A top-down, seamless raglan design typically begins with stitches for the neckline. These are often divided into those that will become the front, right sleeve, back, and left sleeve.
- Raglan increases typically happen on either side of a center seam at the edge of the sleeve stitches.
- One-piece raglans often begin with increases from the neckline. The sleeve stitches are then put on hold while the body is worked.
- Some raglan sweater patterns are worked in flat pieces that are seamed together.
- Raglan sleeves can be used when knitting cardigans as well as the more common pullover.
Because raglan shaping produces such a clear line on the front and back of a garment, the increases used to add width are often decorative.

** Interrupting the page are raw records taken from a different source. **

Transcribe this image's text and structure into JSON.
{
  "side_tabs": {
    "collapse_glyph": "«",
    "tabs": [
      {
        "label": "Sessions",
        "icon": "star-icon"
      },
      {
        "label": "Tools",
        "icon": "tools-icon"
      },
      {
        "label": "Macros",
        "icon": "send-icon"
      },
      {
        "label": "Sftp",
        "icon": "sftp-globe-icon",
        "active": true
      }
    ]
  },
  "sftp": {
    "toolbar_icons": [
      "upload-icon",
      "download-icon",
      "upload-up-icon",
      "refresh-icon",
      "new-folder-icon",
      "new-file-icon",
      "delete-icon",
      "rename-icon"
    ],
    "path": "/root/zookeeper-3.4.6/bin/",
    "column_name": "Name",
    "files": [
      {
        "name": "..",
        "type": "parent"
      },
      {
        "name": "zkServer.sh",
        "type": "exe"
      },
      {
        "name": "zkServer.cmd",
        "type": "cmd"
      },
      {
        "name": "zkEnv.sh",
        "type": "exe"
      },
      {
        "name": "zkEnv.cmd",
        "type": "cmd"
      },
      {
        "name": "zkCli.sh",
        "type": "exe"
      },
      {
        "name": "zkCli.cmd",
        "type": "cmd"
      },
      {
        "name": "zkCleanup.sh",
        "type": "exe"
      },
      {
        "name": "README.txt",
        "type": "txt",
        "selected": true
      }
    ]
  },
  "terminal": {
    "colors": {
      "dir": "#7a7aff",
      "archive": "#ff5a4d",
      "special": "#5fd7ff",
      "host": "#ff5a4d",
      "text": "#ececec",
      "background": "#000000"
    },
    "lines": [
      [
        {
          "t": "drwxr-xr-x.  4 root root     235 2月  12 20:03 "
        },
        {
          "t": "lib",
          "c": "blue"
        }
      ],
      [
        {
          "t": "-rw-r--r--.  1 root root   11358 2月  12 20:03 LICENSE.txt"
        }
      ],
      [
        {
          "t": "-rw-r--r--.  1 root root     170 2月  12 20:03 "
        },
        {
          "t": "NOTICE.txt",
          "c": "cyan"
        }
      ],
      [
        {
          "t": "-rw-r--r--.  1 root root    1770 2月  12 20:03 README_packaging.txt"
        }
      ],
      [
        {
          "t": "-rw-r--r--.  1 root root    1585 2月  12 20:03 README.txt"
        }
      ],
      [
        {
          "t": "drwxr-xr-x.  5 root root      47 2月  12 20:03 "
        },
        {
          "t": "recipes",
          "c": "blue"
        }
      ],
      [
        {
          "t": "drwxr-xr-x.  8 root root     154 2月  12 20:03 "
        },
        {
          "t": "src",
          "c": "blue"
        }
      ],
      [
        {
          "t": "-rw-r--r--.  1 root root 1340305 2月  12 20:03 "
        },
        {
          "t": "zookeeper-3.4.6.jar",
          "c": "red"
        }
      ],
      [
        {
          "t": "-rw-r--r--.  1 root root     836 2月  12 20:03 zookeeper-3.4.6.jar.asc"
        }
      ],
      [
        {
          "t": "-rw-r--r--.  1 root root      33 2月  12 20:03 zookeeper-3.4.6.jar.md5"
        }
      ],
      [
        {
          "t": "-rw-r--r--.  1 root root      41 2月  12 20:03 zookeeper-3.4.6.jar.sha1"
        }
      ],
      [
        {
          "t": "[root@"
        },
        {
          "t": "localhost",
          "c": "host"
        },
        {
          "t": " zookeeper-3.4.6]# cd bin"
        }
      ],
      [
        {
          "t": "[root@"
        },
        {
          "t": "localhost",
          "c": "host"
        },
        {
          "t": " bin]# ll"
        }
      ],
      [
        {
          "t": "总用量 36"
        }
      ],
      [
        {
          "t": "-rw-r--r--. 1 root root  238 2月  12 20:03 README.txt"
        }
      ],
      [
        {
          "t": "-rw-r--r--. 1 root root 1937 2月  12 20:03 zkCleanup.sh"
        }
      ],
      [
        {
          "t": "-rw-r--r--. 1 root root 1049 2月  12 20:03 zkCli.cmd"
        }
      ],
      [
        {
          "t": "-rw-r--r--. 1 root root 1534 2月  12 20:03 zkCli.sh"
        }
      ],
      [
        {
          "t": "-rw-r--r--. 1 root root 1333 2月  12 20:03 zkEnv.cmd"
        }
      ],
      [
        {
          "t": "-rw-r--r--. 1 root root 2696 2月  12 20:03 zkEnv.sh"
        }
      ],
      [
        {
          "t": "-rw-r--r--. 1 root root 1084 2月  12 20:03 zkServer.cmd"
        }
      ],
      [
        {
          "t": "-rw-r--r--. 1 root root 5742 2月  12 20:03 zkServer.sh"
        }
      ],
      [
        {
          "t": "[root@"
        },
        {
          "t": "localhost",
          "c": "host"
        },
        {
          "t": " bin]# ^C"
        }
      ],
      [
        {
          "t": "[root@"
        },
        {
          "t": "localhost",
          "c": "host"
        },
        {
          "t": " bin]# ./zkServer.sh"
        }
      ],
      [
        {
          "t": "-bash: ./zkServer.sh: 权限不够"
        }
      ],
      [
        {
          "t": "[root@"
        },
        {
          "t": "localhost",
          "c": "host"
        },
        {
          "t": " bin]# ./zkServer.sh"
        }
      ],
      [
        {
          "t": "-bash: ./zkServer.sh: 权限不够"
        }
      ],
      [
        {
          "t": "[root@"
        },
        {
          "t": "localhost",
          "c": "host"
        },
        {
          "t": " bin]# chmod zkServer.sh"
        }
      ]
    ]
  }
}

- Yarn overs may be used on many women's garments.
- A cable or similar decorative feature may be worked along the raglan line to bring more emphasis to the shaping.
Raglan Knitting Patterns
The raglan sleeve is used in countless knitting patterns. The sweaters are very comfortable and rather easy to make, particularly for experienced knitters. Due to extreme shaping, it is important to follow your pattern very closely. A few mistakes can lead to an odd fit or a complete disaster when it's time to finish the sweater.
- Raglan Sleeve Cardigan: Joan Wilson's pattern for 18-inch dolls is a great way to practice your raglan technique on a smaller scale.
- Flax from Tin Can Knits: A classic raglan style, this pattern has a fantastic ribbed pattern running down the sleeves. It's available as a free Ravelry download sized from newborn to 4XL so that you can knit one for everyone in the family.
- Color Blocked Striped Raglan: You will have a lot of fun playing with color in this basic raglan sweater pattern.